In the Netherlands, a licence to drive a car (licence B) can be obtained from the age of 17. However, the drivers must be supervised by an adult, who's at least 27 years old, until reaching the age of 18.

If two serious offenses are committed within five years of a licence being issued to a new driver, the holder will have their licence revoked and must pass the test again to get their licence back. The offences include:

- Tailgating
- Exceeding the speed limit by at least 30 km/h (19 mph) (instant revocation when stopped by officers at 50 km/h over the limit)
- Drunk driving (blood alcohol content of 0.2 per mille or above)
- Causing death or injury by dangerous driving

==Requirement==
A moped can be driven by persons aged 16 or over who are in possession of a moped licence (category AM).

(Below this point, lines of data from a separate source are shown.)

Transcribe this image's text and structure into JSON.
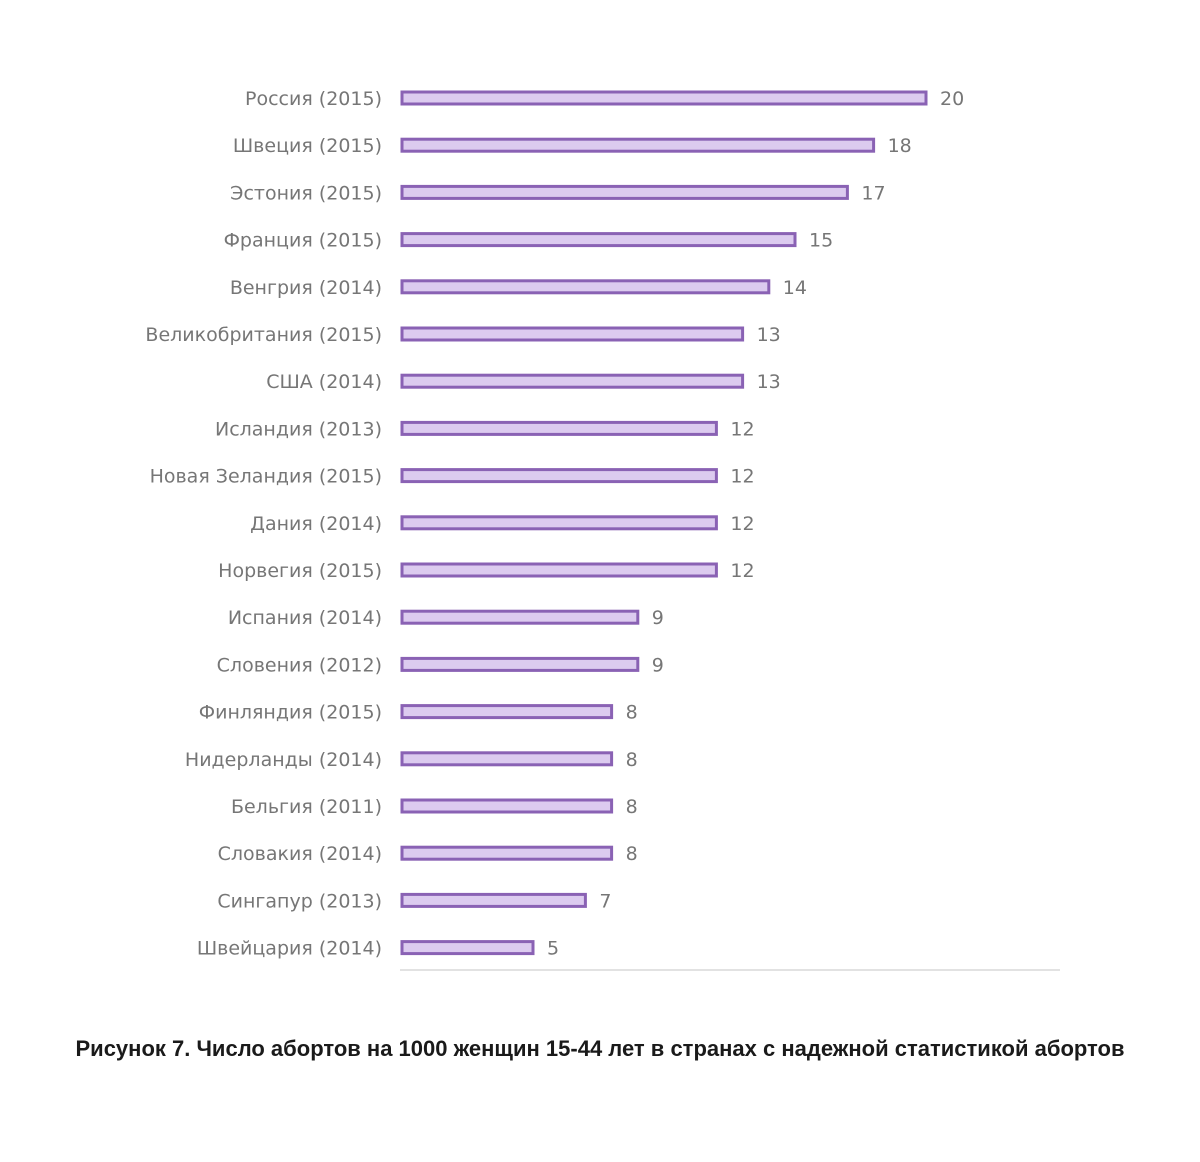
{
  "chart_data": {
    "type": "bar",
    "orientation": "horizontal",
    "categories": [
      "Россия (2015)",
      "Швеция (2015)",
      "Эстония (2015)",
      "Франция (2015)",
      "Венгрия (2014)",
      "Великобритания (2015)",
      "США (2014)",
      "Исландия (2013)",
      "Новая Зеландия (2015)",
      "Дания (2014)",
      "Норвегия (2015)",
      "Испания (2014)",
      "Словения (2012)",
      "Финляндия (2015)",
      "Нидерланды (2014)",
      "Бельгия (2011)",
      "Словакия (2014)",
      "Сингапур (2013)",
      "Швейцария (2014)"
    ],
    "values": [
      20,
      18,
      17,
      15,
      14,
      13,
      13,
      12,
      12,
      12,
      12,
      9,
      9,
      8,
      8,
      8,
      8,
      7,
      5
    ],
    "xlim": [
      0,
      20
    ],
    "grid": false,
    "legend": "none",
    "data_labels": true,
    "colors": {
      "bar_fill": "#dccbef",
      "bar_stroke": "#8a62b4",
      "text": "#767676"
    }
  },
  "caption": "Рисунок 7. Число абортов на 1000 женщин 15-44 лет в странах с надежной статистикой абортов"
}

Since March 1, 2010 every driver is required to pass a practical exam in addition to a theory exam. Holders of category A or B licences are allowed to drive a moped without any additional documents or testing.

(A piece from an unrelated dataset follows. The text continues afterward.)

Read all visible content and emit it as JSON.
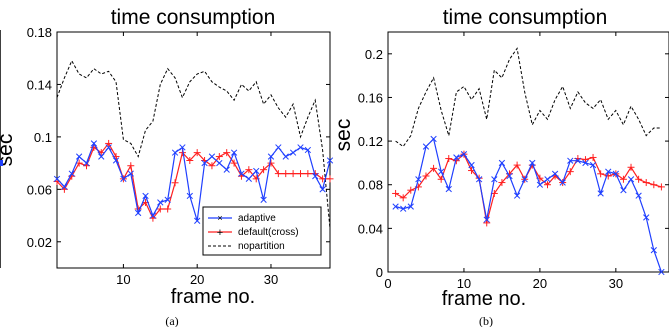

From 1 July 2015, a driving licence is required for a tractor designated with T. This licence can be obtained from 16 years of age. People with a driver's licence for cars (B) obtained on or before July 1, 2015 can drive a tractor without additional exams.

==Procedure==
There are a few steps one needs to follow to obtain a licence. One has to go to a driving school (rijschool) and start to learn how to drive. There is also a compulsory theory exam at the CBR (Centraal Bureau Rijvaardigheidsbewijzen). In the Netherlands, bicycles are a very important part of the test. Cyclists are everywhere and cars need to yield to them quite frequently. Not yielding to a cyclist during your exam means you have failed automatically. One can also take the test in an automatic vehicle, which means one is only allowed to drive an automatic vehicle (code 78). There is no legal minimum number of lessons to be taken.

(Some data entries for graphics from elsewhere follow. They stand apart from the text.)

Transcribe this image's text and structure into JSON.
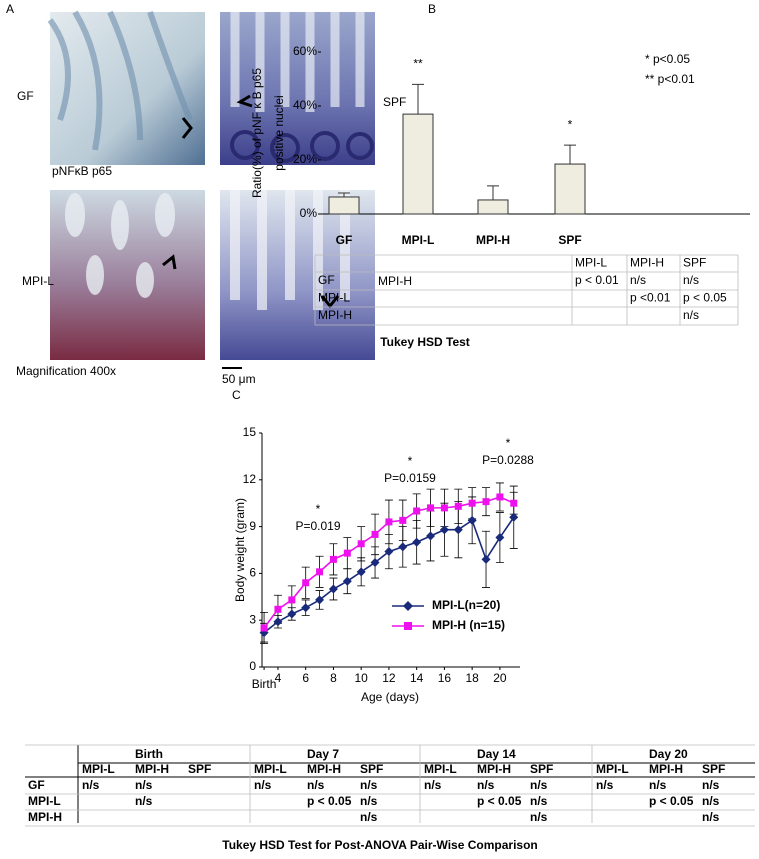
{
  "panel_a": {
    "letter": "A",
    "labels": {
      "gf": "GF",
      "spf": "SPF",
      "stain": "pNFκB  p65",
      "mpi_l": "MPI-L",
      "mpi_h": "MPI-H",
      "magnification": "Magnification 400x",
      "scale": "50 μm"
    }
  },
  "panel_b_letter": "B",
  "panel_c_letter": "C",
  "chart_data": [
    {
      "type": "bar",
      "ylabel": [
        "Ratio(%) of pNF κ B  p65",
        "positive nuclei"
      ],
      "categories": [
        "GF",
        "MPI-L",
        "MPI-H",
        "SPF"
      ],
      "values": [
        6.3,
        37,
        5.2,
        18.5
      ],
      "errors": [
        1.5,
        11,
        5.2,
        7
      ],
      "significance": [
        null,
        "**",
        null,
        "*"
      ],
      "notes": [
        "* p<0.05",
        "** p<0.01"
      ],
      "color": "#efede0",
      "ylim": [
        0,
        60
      ],
      "yticks": [
        {
          "value": 0,
          "label": "0%"
        },
        {
          "value": 20,
          "label": "20%"
        },
        {
          "value": 40,
          "label": "40%"
        },
        {
          "value": 60,
          "label": "60%"
        }
      ]
    },
    {
      "type": "line",
      "xlabel": "Age (days)",
      "ylabel": "Body weight (gram)",
      "x": [
        3,
        4,
        5,
        6,
        7,
        8,
        9,
        10,
        11,
        12,
        13,
        14,
        15,
        16,
        17,
        18,
        19,
        20,
        21
      ],
      "series": [
        {
          "name": "MPI-L(n=20)",
          "color": "#1a2a7a",
          "marker": "diamond",
          "values": [
            2.2,
            2.9,
            3.4,
            3.8,
            4.3,
            5.0,
            5.5,
            6.1,
            6.7,
            7.4,
            7.7,
            8.0,
            8.4,
            8.8,
            8.8,
            9.4,
            6.9,
            8.3,
            9.6
          ],
          "errors": [
            0.6,
            0.4,
            0.4,
            0.5,
            0.6,
            0.7,
            0.8,
            0.9,
            1.0,
            1.1,
            1.3,
            1.4,
            1.6,
            1.7,
            1.8,
            1.5,
            1.8,
            1.6,
            2.0
          ]
        },
        {
          "name": "MPI-H (n=15)",
          "color": "#ee11ee",
          "marker": "square",
          "values": [
            2.5,
            3.7,
            4.3,
            5.4,
            6.1,
            6.9,
            7.3,
            7.9,
            8.5,
            9.3,
            9.4,
            10.0,
            10.2,
            10.2,
            10.3,
            10.5,
            10.6,
            10.9,
            10.5
          ],
          "errors": [
            1.0,
            0.9,
            0.9,
            1.0,
            1.0,
            1.0,
            1.0,
            1.1,
            1.3,
            1.4,
            1.3,
            1.1,
            1.2,
            1.2,
            1.1,
            1.0,
            0.9,
            0.9,
            0.7
          ]
        }
      ],
      "annotations": [
        {
          "star": "*",
          "text": "P=0.019"
        },
        {
          "star": "*",
          "text": "P=0.0159"
        },
        {
          "star": "*",
          "text": "P=0.0288"
        }
      ],
      "xlim": [
        2.85,
        21.45
      ],
      "xticks": [
        {
          "value": 3,
          "label": "Birth"
        },
        4,
        6,
        8,
        10,
        12,
        14,
        16,
        18,
        20
      ],
      "ylim": [
        0,
        15
      ],
      "yticks": [
        0,
        3,
        6,
        9,
        12,
        15
      ]
    }
  ],
  "table_b": {
    "rows": [
      [
        null,
        "MPI-L",
        "MPI-H",
        "SPF"
      ],
      [
        "GF",
        "p < 0.01",
        "n/s",
        "n/s"
      ],
      [
        "MPI-L",
        null,
        "p <0.01",
        "p < 0.05"
      ],
      [
        "MPI-H",
        null,
        null,
        "n/s"
      ]
    ],
    "caption": "Tukey HSD Test"
  },
  "table_c": {
    "groups": [
      "Birth",
      "Day 7",
      "Day 14",
      "Day 20"
    ],
    "subheaders": [
      "MPI-L",
      "MPI-H",
      "SPF",
      "MPI-L",
      "MPI-H",
      "SPF",
      "MPI-L",
      "MPI-H",
      "SPF",
      "MPI-L",
      "MPI-H",
      "SPF"
    ],
    "rows": [
      {
        "label": "GF",
        "cells": [
          "n/s",
          "n/s",
          null,
          "n/s",
          "n/s",
          "n/s",
          "n/s",
          "n/s",
          "n/s",
          "n/s",
          "n/s",
          "n/s"
        ]
      },
      {
        "label": "MPI-L",
        "cells": [
          null,
          "n/s",
          null,
          null,
          "p < 0.05",
          "n/s",
          null,
          "p < 0.05",
          "n/s",
          null,
          "p < 0.05",
          "n/s"
        ]
      },
      {
        "label": "MPI-H",
        "cells": [
          null,
          null,
          null,
          null,
          null,
          "n/s",
          null,
          null,
          "n/s",
          null,
          null,
          "n/s"
        ]
      }
    ],
    "caption": "Tukey HSD Test for Post-ANOVA Pair-Wise Comparison"
  }
}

When the learner has passed their theory exam, they can request a TTT (TussenTijdse Toets). This is an intermediate exam in which the learner needs to do two special manoeuvres. If they complete these successfully, they are exempted from those manoeuvres in the final practical test. The manoeuvres include:

- Parking
- Turning
- Stopping (stopopdracht), i.e. stop behind a vehicle and drive away

A learner who has passed the theory exam can take the practical exam, provided the CBR has decided that the learner is eligible. One has to fill out an EV (Eigen Verklaring): a list of eleven questions about one's general health (e.g. "have you ever been treated for a mental illness or do you have diabetes?")
The practical exam covers everything that should have been learned: looking in the inside mirror, then the wing mirror and then over one's shoulder at every turn (twice per turn), driving onto and on the motorway, knowing what is under the bonnet, what all the lights on the dashboard mean, etc.

After passing the exam, one has to go to the town/city hall with an approved passport photograph; a few days later, the licence can be collected. When the practical exam is completed by a 17-year-old, they also need a pass to get their licence. The pass includes the name of the driver and the name(s) of the supervisors: only the supervisors named on the pass can supervise.